Rohan Dennis (Australia), buoyed a fine run of Autumn results, lined out among the top echelon of favourites for the elite men's time trial on Wednesday, but shortly after leaving the start house in Lusail, he realised that the rainbow jersey would be beyond his reach on this occasion.
Nonetheless, Dennis stuck gamely to his task on the 40-kilometre circuit, and rallied to post the fourth quickest time at the second intermediate check, before dropping back to sixth place at the finish, 1:27 down on Tony Martin (Germany), who won the world title for the fourth time.
"To be honest, I was good for probably six minutes. I could hold my power probably really until the end of the first circuit but once I got onto the main road, I was done," Dennis told Cyclingnews in the mixed zone afterwards. "I think it just wasn't my day. I think maybe my last bit of energy was used in the team time trial.
"Whatever pace you set at the start you had that to the finish. There was the risk of going out too hard. But I think 95 per cent of us blew a little bit in the second and half and whoever didn't was going to win and that was Tony."
Dennis was among the strongest performers for BMC as they placed second in the team time trial, but he was unable to replicate the same kind of power output here. That was a consequence, he felt, of the accumulated fatigue of a long season rather than the residual effects of Sunday's effort.
"To be honest I felt really good on Monday, yesterday I felt OK, but I was average today. I held 30 watts less than what I did in the team time trial on Sunday and it was only three minutes longer really, so I think it's a good time to call it quits for the season," Dennis said.
Dennis' balance sheet for 2016 shows a season where the final returns did not quite tally with his investment, but the 26-year-old's continued progression should pay a sizeable dividend in the longer term.
Illness hampered the early part of Dennis' year, when he was forced out of Paris-Nice and only managed three days of racing in total in February and March, while ill fortune afflicted him the Olympic Games.

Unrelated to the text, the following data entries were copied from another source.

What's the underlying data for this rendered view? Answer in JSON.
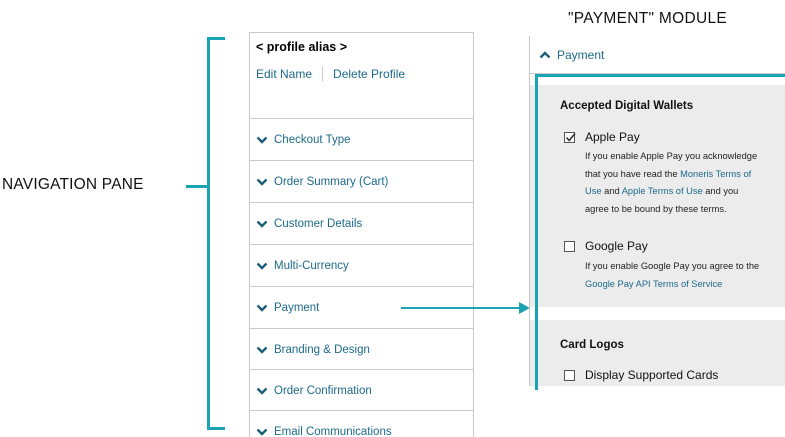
{
  "annotations": {
    "nav_pane_label": "NAVIGATION PANE",
    "module_label": "\"PAYMENT\" MODULE",
    "accent_color": "#1aa3b3"
  },
  "nav": {
    "alias": "< profile alias >",
    "edit_name": "Edit Name",
    "delete_profile": "Delete Profile",
    "items": [
      {
        "label": "Checkout Type",
        "icon": "chevron-down-icon"
      },
      {
        "label": "Order Summary (Cart)",
        "icon": "chevron-down-icon"
      },
      {
        "label": "Customer Details",
        "icon": "chevron-down-icon"
      },
      {
        "label": "Multi-Currency",
        "icon": "chevron-down-icon"
      },
      {
        "label": "Payment",
        "icon": "chevron-down-icon"
      },
      {
        "label": "Branding & Design",
        "icon": "chevron-down-icon"
      },
      {
        "label": "Order Confirmation",
        "icon": "chevron-down-icon"
      },
      {
        "label": "Email Communications",
        "icon": "chevron-down-icon"
      }
    ]
  },
  "payment": {
    "header": "Payment",
    "header_icon": "chevron-up-icon",
    "wallets_title": "Accepted Digital Wallets",
    "apple": {
      "label": "Apple Pay",
      "checked": true,
      "desc_1": "If you enable Apple Pay you acknowledge",
      "desc_2": "that you have read the ",
      "link_moneris": "Moneris Terms of",
      "link_moneris_2": "Use",
      "desc_3": " and ",
      "link_apple": "Apple Terms of Use",
      "desc_4": " and you",
      "desc_5": "agree to be bound by these terms."
    },
    "google": {
      "label": "Google Pay",
      "checked": false,
      "desc_1": "If you enable Google Pay you agree to the",
      "link_google": "Google Pay API Terms of Service"
    },
    "card_logos_title": "Card Logos",
    "display_cards": {
      "label": "Display Supported Cards",
      "checked": false
    }
  }
}
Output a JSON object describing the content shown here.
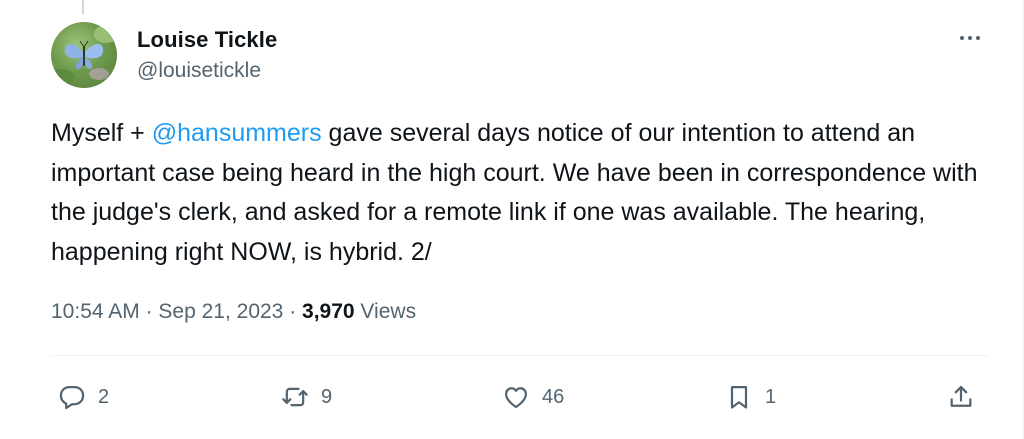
{
  "author": {
    "name": "Louise Tickle",
    "handle": "@louisetickle"
  },
  "tweet": {
    "text_before_mention": "Myself + ",
    "mention": "@hansummers",
    "text_after_mention": " gave several days notice of our intention to attend an important case being heard in the high court. We have been in correspondence with the judge's clerk, and asked for a remote link if one was available. The hearing, happening right NOW, is hybrid. 2/"
  },
  "meta": {
    "time": "10:54 AM",
    "separator1": " · ",
    "date": "Sep 21, 2023",
    "separator2": " · ",
    "views_count": "3,970",
    "views_label": " Views"
  },
  "actions": {
    "reply": {
      "icon": "reply-icon",
      "count": "2"
    },
    "retweet": {
      "icon": "retweet-icon",
      "count": "9"
    },
    "like": {
      "icon": "heart-icon",
      "count": "46"
    },
    "bookmark": {
      "icon": "bookmark-icon",
      "count": "1"
    },
    "share": {
      "icon": "share-icon"
    }
  },
  "colors": {
    "text": "#0f1419",
    "secondary": "#536471",
    "link": "#1d9bf0",
    "divider": "#eff3f4"
  }
}
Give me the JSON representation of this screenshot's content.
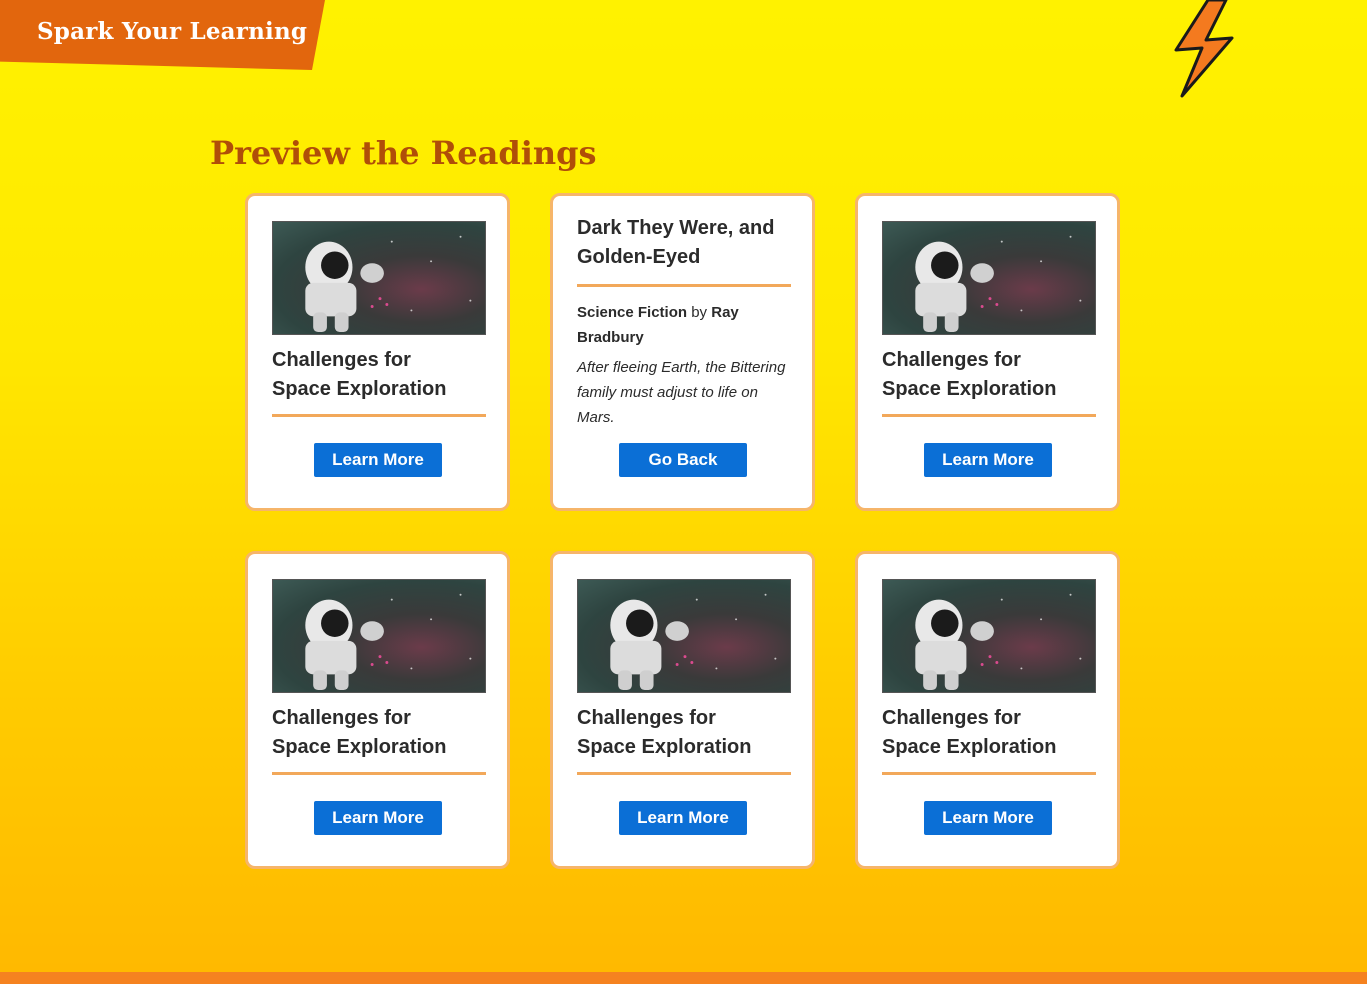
{
  "header": {
    "banner_text": "Spark Your Learning"
  },
  "page_title": "Preview the Readings",
  "icons": {
    "bolt": "lightning-bolt-icon",
    "thumbnail": "astronaut-image"
  },
  "colors": {
    "accent": "#e2660d",
    "title": "#b04e08",
    "button": "#0b6fd6",
    "card_border": "#f6b56a",
    "rule": "#f2a85a"
  },
  "cards": [
    {
      "title_line1": "Challenges for",
      "title_line2": "Space Exploration",
      "button": "Learn More"
    },
    {
      "title_line1": "Dark They Were, and",
      "title_line2": "Golden-Eyed",
      "genre": "Science Fiction",
      "by": "by",
      "author": "Ray Bradbury",
      "description": "After fleeing Earth, the Bittering family must adjust to life on Mars.",
      "button": "Go Back"
    },
    {
      "title_line1": "Challenges for",
      "title_line2": "Space Exploration",
      "button": "Learn More"
    },
    {
      "title_line1": "Challenges for",
      "title_line2": "Space Exploration",
      "button": "Learn More"
    },
    {
      "title_line1": "Challenges for",
      "title_line2": "Space Exploration",
      "button": "Learn More"
    },
    {
      "title_line1": "Challenges for",
      "title_line2": "Space Exploration",
      "button": "Learn More"
    }
  ]
}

A snapped handlebar cost him what seemed a certain silver medal – or more – in the time trial, and he had to settle for fifth place.
For good measure, he crashed out on the final day of the Eneco Tour while wearing the leader's jersey. And yet amid those slings and arrows, Dennis still managed to put together a decent portfolio, over the course of the year.
"Other than bad luck, I think everything's gone pretty well. I only raced three days before California, and I got second there. I was a domestique at the Dauphiné and the Tour and I got 5th in the time trial after working every day. Then the Olympics, obviously the mechanical ruined that," Dennis said.
"At the Tour of Britain and Eneco, I was flying, really. The only thing I didn't do was probably time Worlds to perfection. I think if Worlds had been in September like normal, when Eneco was, I would have been a lot better, but I just overcooked it a little bit too early."